In 2012, Alaska State Troopers arrested Fairbanks pilot Ken Jouppi and seized his aircraft after charging him with bootlegging for shipping beer into the dry community of Beaver.
Now, after 13 years of legal disputes, the state’s decision to seize Jouppi’s airplane could be headed to the U.S. Supreme Court.
The Institute for Justice, a libertarian-leaning nonprofit public interest law firm, last week asked the Supreme Court to consider overturning an Alaska Supreme Court ruling from April. That ruling declared that the state’s decision to seize Jouppi’s plane was not an excessive fine for bootlegging.
The “petition for a writ of certiorari” — a formal document asking the U.S. Supreme Court to take up the issue — was filed last week, an official with the Institute confirmed on Tuesday afternoon.
The odds are against Jouppi — the Supreme Court takes only about 1% of the cases it receives. If cases filed with a fee waiver are excluded — those usually come from prisoners representing themselves in a last-ditch appeal — the acceptance rate is 5% or less.
Now 85 and retired, Jouppi was a longtime air taxi pilot in Fairbanks when he planned to ferry a passenger and her groceries from that hub city to Beaver, a village in the Interior.
Before takeoff, an Alaska State Trooper noticed a six-pack of beer visible in the baggage. Beaver had outlawed the sale, consumption and importation of alcohol in 2004. Troopers searched the plane and found three cases of beer — two Budweiser, one Bud Light — intended for the passenger’s husband, the local postmaster.
Jouppi was indicted on bootlegging charges, convicted, and sentenced. His sentence included three days in jail and a fine. State prosecutors asked that he be required to forfeit his plane, but the trial judge declined.

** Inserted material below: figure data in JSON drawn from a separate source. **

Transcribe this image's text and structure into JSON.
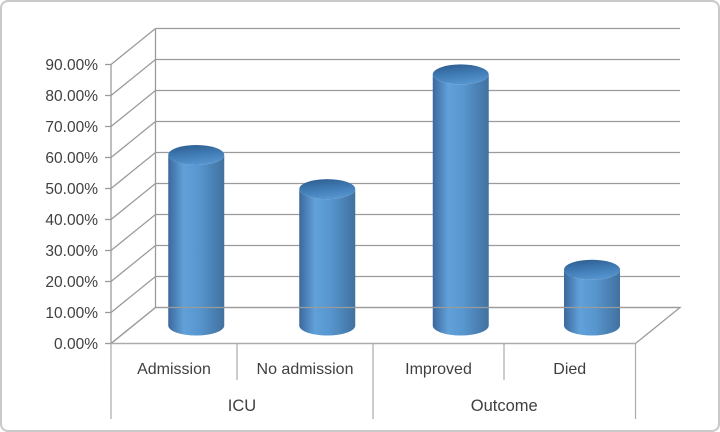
{
  "window": {
    "title": ""
  },
  "colors": {
    "bar_accent": "#5B9BD5",
    "bar_dark": "#3B689C",
    "bar_light": "#5F9ED8",
    "top_rim_dark": "#315F91",
    "top_face": "#4E8AC4",
    "grid_line": "#9b9b9b",
    "table_line": "#ababab",
    "text": "#3f3f3f",
    "frame_border": "#c9c9c9",
    "background": "#ffffff"
  },
  "chart_data": {
    "type": "bar",
    "style": "3d-cylinder",
    "title": "",
    "xlabel": "",
    "ylabel": "",
    "categories": [
      "Admission",
      "No admission",
      "Improved",
      "Died"
    ],
    "values": [
      55,
      44,
      81,
      18
    ],
    "unit": "%",
    "series": [
      {
        "name": "",
        "values": [
          55,
          44,
          81,
          18
        ]
      }
    ],
    "category_groups": [
      {
        "label": "ICU",
        "categories": [
          "Admission",
          "No admission"
        ]
      },
      {
        "label": "Outcome",
        "categories": [
          "Improved",
          "Died"
        ]
      }
    ],
    "y_ticks": [
      "0.00%",
      "10.00%",
      "20.00%",
      "30.00%",
      "40.00%",
      "50.00%",
      "60.00%",
      "70.00%",
      "80.00%",
      "90.00%"
    ],
    "ylim": [
      0,
      90
    ],
    "y_step": 10,
    "grid": true,
    "legend": false,
    "data_labels": false
  }
}
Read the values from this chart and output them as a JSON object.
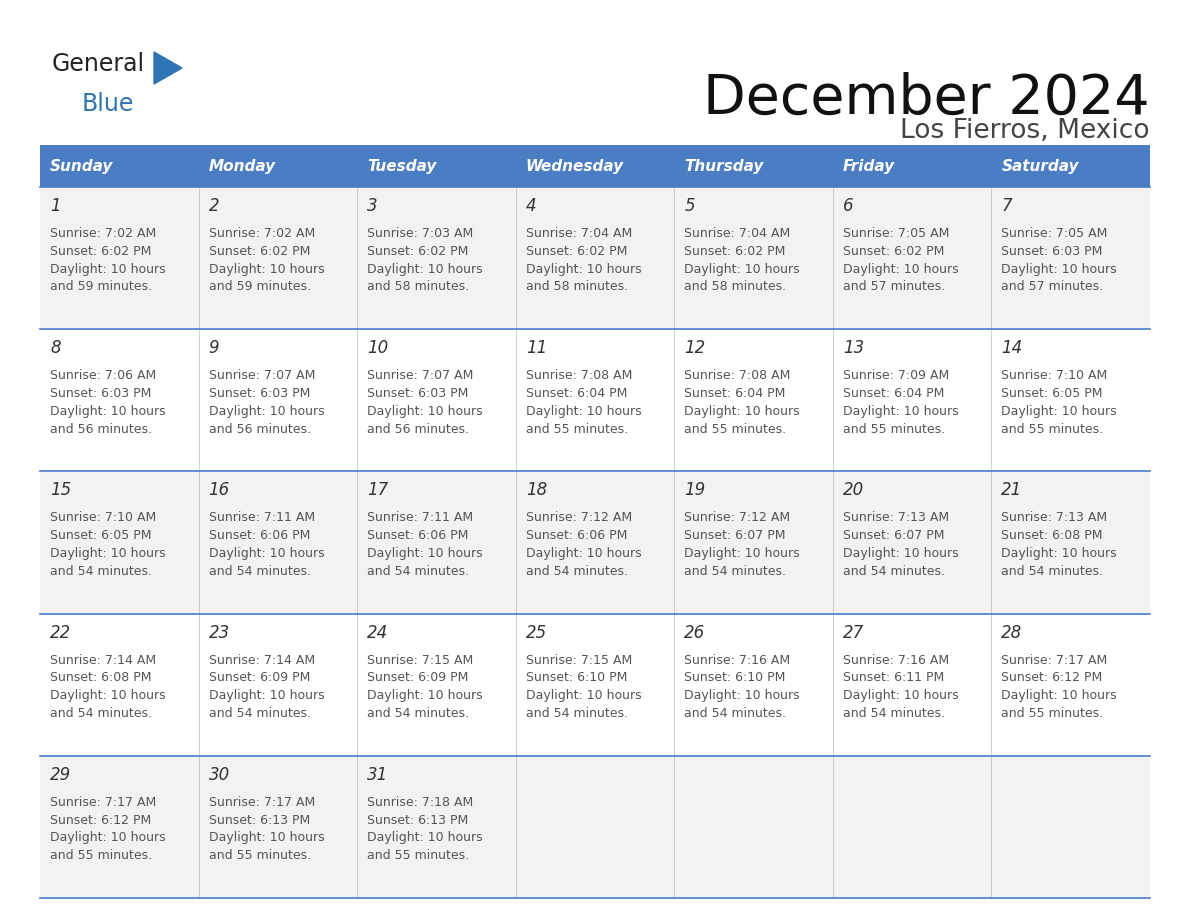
{
  "title": "December 2024",
  "subtitle": "Los Fierros, Mexico",
  "header_color": "#4A7DC4",
  "header_text_color": "#FFFFFF",
  "days_of_week": [
    "Sunday",
    "Monday",
    "Tuesday",
    "Wednesday",
    "Thursday",
    "Friday",
    "Saturday"
  ],
  "row_colors": [
    "#F2F2F2",
    "#FFFFFF",
    "#F2F2F2",
    "#FFFFFF",
    "#F2F2F2"
  ],
  "grid_line_color": "#4A7DC4",
  "day_number_color": "#333333",
  "cell_text_color": "#555555",
  "calendar_data": [
    [
      {
        "day": 1,
        "sunrise": "7:02 AM",
        "sunset": "6:02 PM",
        "daylight_hours": "10 hours",
        "daylight_mins": "and 59 minutes."
      },
      {
        "day": 2,
        "sunrise": "7:02 AM",
        "sunset": "6:02 PM",
        "daylight_hours": "10 hours",
        "daylight_mins": "and 59 minutes."
      },
      {
        "day": 3,
        "sunrise": "7:03 AM",
        "sunset": "6:02 PM",
        "daylight_hours": "10 hours",
        "daylight_mins": "and 58 minutes."
      },
      {
        "day": 4,
        "sunrise": "7:04 AM",
        "sunset": "6:02 PM",
        "daylight_hours": "10 hours",
        "daylight_mins": "and 58 minutes."
      },
      {
        "day": 5,
        "sunrise": "7:04 AM",
        "sunset": "6:02 PM",
        "daylight_hours": "10 hours",
        "daylight_mins": "and 58 minutes."
      },
      {
        "day": 6,
        "sunrise": "7:05 AM",
        "sunset": "6:02 PM",
        "daylight_hours": "10 hours",
        "daylight_mins": "and 57 minutes."
      },
      {
        "day": 7,
        "sunrise": "7:05 AM",
        "sunset": "6:03 PM",
        "daylight_hours": "10 hours",
        "daylight_mins": "and 57 minutes."
      }
    ],
    [
      {
        "day": 8,
        "sunrise": "7:06 AM",
        "sunset": "6:03 PM",
        "daylight_hours": "10 hours",
        "daylight_mins": "and 56 minutes."
      },
      {
        "day": 9,
        "sunrise": "7:07 AM",
        "sunset": "6:03 PM",
        "daylight_hours": "10 hours",
        "daylight_mins": "and 56 minutes."
      },
      {
        "day": 10,
        "sunrise": "7:07 AM",
        "sunset": "6:03 PM",
        "daylight_hours": "10 hours",
        "daylight_mins": "and 56 minutes."
      },
      {
        "day": 11,
        "sunrise": "7:08 AM",
        "sunset": "6:04 PM",
        "daylight_hours": "10 hours",
        "daylight_mins": "and 55 minutes."
      },
      {
        "day": 12,
        "sunrise": "7:08 AM",
        "sunset": "6:04 PM",
        "daylight_hours": "10 hours",
        "daylight_mins": "and 55 minutes."
      },
      {
        "day": 13,
        "sunrise": "7:09 AM",
        "sunset": "6:04 PM",
        "daylight_hours": "10 hours",
        "daylight_mins": "and 55 minutes."
      },
      {
        "day": 14,
        "sunrise": "7:10 AM",
        "sunset": "6:05 PM",
        "daylight_hours": "10 hours",
        "daylight_mins": "and 55 minutes."
      }
    ],
    [
      {
        "day": 15,
        "sunrise": "7:10 AM",
        "sunset": "6:05 PM",
        "daylight_hours": "10 hours",
        "daylight_mins": "and 54 minutes."
      },
      {
        "day": 16,
        "sunrise": "7:11 AM",
        "sunset": "6:06 PM",
        "daylight_hours": "10 hours",
        "daylight_mins": "and 54 minutes."
      },
      {
        "day": 17,
        "sunrise": "7:11 AM",
        "sunset": "6:06 PM",
        "daylight_hours": "10 hours",
        "daylight_mins": "and 54 minutes."
      },
      {
        "day": 18,
        "sunrise": "7:12 AM",
        "sunset": "6:06 PM",
        "daylight_hours": "10 hours",
        "daylight_mins": "and 54 minutes."
      },
      {
        "day": 19,
        "sunrise": "7:12 AM",
        "sunset": "6:07 PM",
        "daylight_hours": "10 hours",
        "daylight_mins": "and 54 minutes."
      },
      {
        "day": 20,
        "sunrise": "7:13 AM",
        "sunset": "6:07 PM",
        "daylight_hours": "10 hours",
        "daylight_mins": "and 54 minutes."
      },
      {
        "day": 21,
        "sunrise": "7:13 AM",
        "sunset": "6:08 PM",
        "daylight_hours": "10 hours",
        "daylight_mins": "and 54 minutes."
      }
    ],
    [
      {
        "day": 22,
        "sunrise": "7:14 AM",
        "sunset": "6:08 PM",
        "daylight_hours": "10 hours",
        "daylight_mins": "and 54 minutes."
      },
      {
        "day": 23,
        "sunrise": "7:14 AM",
        "sunset": "6:09 PM",
        "daylight_hours": "10 hours",
        "daylight_mins": "and 54 minutes."
      },
      {
        "day": 24,
        "sunrise": "7:15 AM",
        "sunset": "6:09 PM",
        "daylight_hours": "10 hours",
        "daylight_mins": "and 54 minutes."
      },
      {
        "day": 25,
        "sunrise": "7:15 AM",
        "sunset": "6:10 PM",
        "daylight_hours": "10 hours",
        "daylight_mins": "and 54 minutes."
      },
      {
        "day": 26,
        "sunrise": "7:16 AM",
        "sunset": "6:10 PM",
        "daylight_hours": "10 hours",
        "daylight_mins": "and 54 minutes."
      },
      {
        "day": 27,
        "sunrise": "7:16 AM",
        "sunset": "6:11 PM",
        "daylight_hours": "10 hours",
        "daylight_mins": "and 54 minutes."
      },
      {
        "day": 28,
        "sunrise": "7:17 AM",
        "sunset": "6:12 PM",
        "daylight_hours": "10 hours",
        "daylight_mins": "and 55 minutes."
      }
    ],
    [
      {
        "day": 29,
        "sunrise": "7:17 AM",
        "sunset": "6:12 PM",
        "daylight_hours": "10 hours",
        "daylight_mins": "and 55 minutes."
      },
      {
        "day": 30,
        "sunrise": "7:17 AM",
        "sunset": "6:13 PM",
        "daylight_hours": "10 hours",
        "daylight_mins": "and 55 minutes."
      },
      {
        "day": 31,
        "sunrise": "7:18 AM",
        "sunset": "6:13 PM",
        "daylight_hours": "10 hours",
        "daylight_mins": "and 55 minutes."
      },
      null,
      null,
      null,
      null
    ]
  ],
  "logo_text_general": "General",
  "logo_text_blue": "Blue"
}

The state appealed that decision, and the Alaska Court of Appeals ruled in 2017 in the state’s favor. The Appeals judges sent the case back to the trial court, which again refused to order the plane’s forfeiture, citing the U.S. Constitution’s excessive fines clause.
The state again appealed, and in 2022, a full decade after the original crime, the Court of Appeals partially ruled in the state’s favor.
The appeals court ordered additional proceedings by the trial court, but both Jouppi’s attorneys and state prosecutors instead asked the Alaska Supreme Court to take up the issue, which it did last year before issuing a written opinion in April.
“We hold, as a matter of law, that the owner of the airplane failed to establish that forfeiture would be unconstitutionally excessive,” wrote Justice Jude Pate on behalf of the court, which ruled unanimously in the state’s favor.
Pate and the court said that Alaska legislative debates showed that state lawmakers placed a high priority on punishments for bootleggers, and thus the seizure of an airplane was not excessive, even though a relatively small amount of beer was involved.
“Alcohol abuse in rural Alaska leads to increased crime; disorders, such as alcoholism; conditions, such as fetal alcohol spectrum disorder; and death, imposing substantial costs on public health and the administration of justice. Within this context, it is clear that the illegal importation of even a six-pack of beer causes grave societal harm,” the ruling states. “This factor strongly suggests that the forfeiture is not grossly disproportional.”
In their request for the U.S. Supreme Court to examine the case, Jouppi’s attorneys argue that the federal justices should decide whether courts should consider the seriousness of an offense in abstract, or if they should take into account a specific defendant’s circumstances.
The Alaska Supreme Court “examined the gravity of the defendant’s offense at a stratospheric level of abstraction,” they argue, when justices should have taken into account the circumstances.
The Alaska justices relied on a federal decision from the 11th U.S. Circuit Court of Appeals, Jouppi’s attorneys note, but Alaska is within the 9th U.S. Circuit Court of Appeals.
Judges for the 9th Circuit have considered the Excessive Fines clause of the Constitution and concluded that it is critical to “review the specific actions of the violator rather than by taking an abstract view of the violation.”
Because of those two differing interpretations of the Constitution, Jouppi’s attorneys say, the case is ripe for the U.S. Supreme Court to consider.
No date has been set for a court conference to determine whether Jouppi’s case will be considered by the U.S. Supreme Court.
If the court declines to consider his case, the Alaska Supreme Court decision will stand.